Se olharmos a trajetória de grandes nomes do mercado de tecnologia, como Steve Jobs, sabemos que aos 13 trabalhou na HP em um summer job e anos depois criou a Apple. Evan Williams deixou o Google para criar o Twitter, Justin Rosenstein deixou o cargo de Product Manager no Facebook para criar o Asana. No Brasil, temos o exemplo do Tallis Gomes da EasyTaxi, que trabalhou em empresas como Ortobom e Cinema Severiano Ribeiro antes de sair para criar o próprio negócio e o brasileiro Júlio Vansconcellos que também largou o cargo de Country Manager no Facebook para criar o Peixe Urbano.

Com o amadurecimento do ecossistema brasileiro e a agilidade para abertura de empresas (acredito que 15 dias apróx. por aqui), a barreira para iniciar um negócio próprio diminui, assim como aumenta a competitividade e a necessidade de inovar nos produtos e serviços. Nesse exato momento, algum profissional AAA que hoje é funcionário de alguma empresa está construindo o próximo unicórnio(empresas acima de $1 bi) em algum lugar do mundo, isso é fato.

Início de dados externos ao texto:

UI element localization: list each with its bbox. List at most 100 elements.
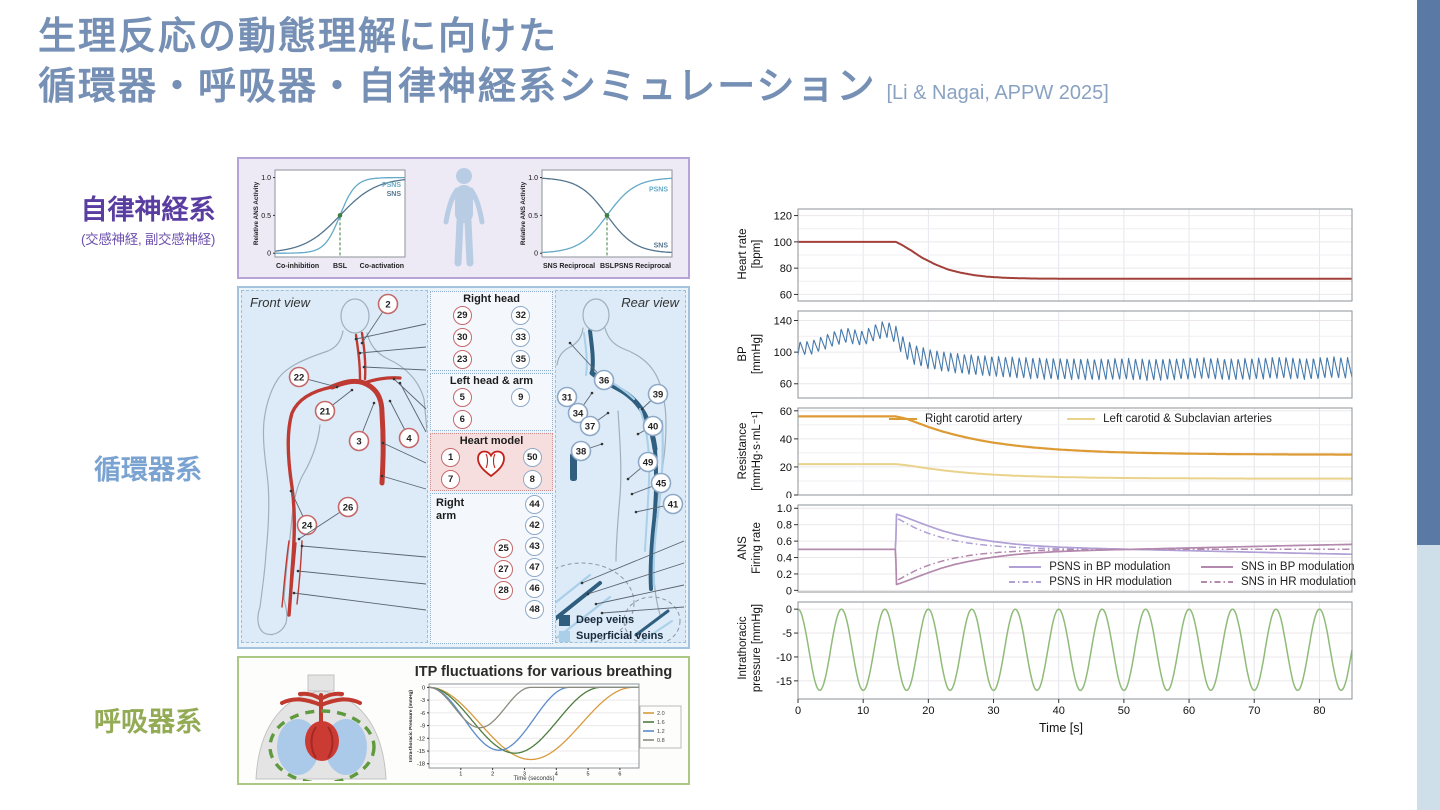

Qual valor a HP pagaria para reter um talento como Steve Jobs? Quão arrependido o Facebook ficou em não contratar Brian Acton em 2009 e vê-lo 5 anos depois vender o WhatsApp por $16 bi para a rede social? A própria Ortobom, poderia estar inovando e vendendo muito mais colchões com Tallis Gomes, como executivo.

Esses cases de sucesso aparentemente acontecem do dia para a noite, mas na prática existe muito suor e dedicação para executá-los, no geral o empreendedor vive uma verdadeira montanha russa no seu dia-a-dia.

Acredito que as empresas podem se beneficiar ao olhar para dentro de casa e extrair o máximo potencial de seus colaboradores, dentro de um modelo interessante para ambos e com perspectivas claras, como por exemplo, um plano de carreira bem definido, horário destinado a brainstorms e criação de projetos engajadores, espaço para discutir os rumos da empresa e voz ativa para que ele(a) se sinta parte do negócio e tenha um propósito.

São dezenas de startups feitas por ex-Googlers, com isso a empresa resolveu criar políticas de retenção de talentos, como criação de horários e espaços destinados a criação de novos produtos, onde o Google se torna sócio da iniciativa e acompanha de perto seu desenvolvimento.

A falta de diálogo e principalmente de motivação no trabalho, leva sonhadores a deixarem seus cargos para criar produtos fantásticos, que os satisfazem profissionalmente e impactam milhões de pessoas.

Será que o próximo Zuckerberg não está trabalhando hoje na sua empresa? Para reconhecê-lo é fácil, repare bem o brilho nos olhos de cada pessoa e no poder de execução, são características comuns nos melhores empreendedores, independente do produto ou segmento.

Invista no seu funcionário, não deixe sair um AAA pela porta, amanhã você poderá estar trabalhando para ele ou sendo seu cliente.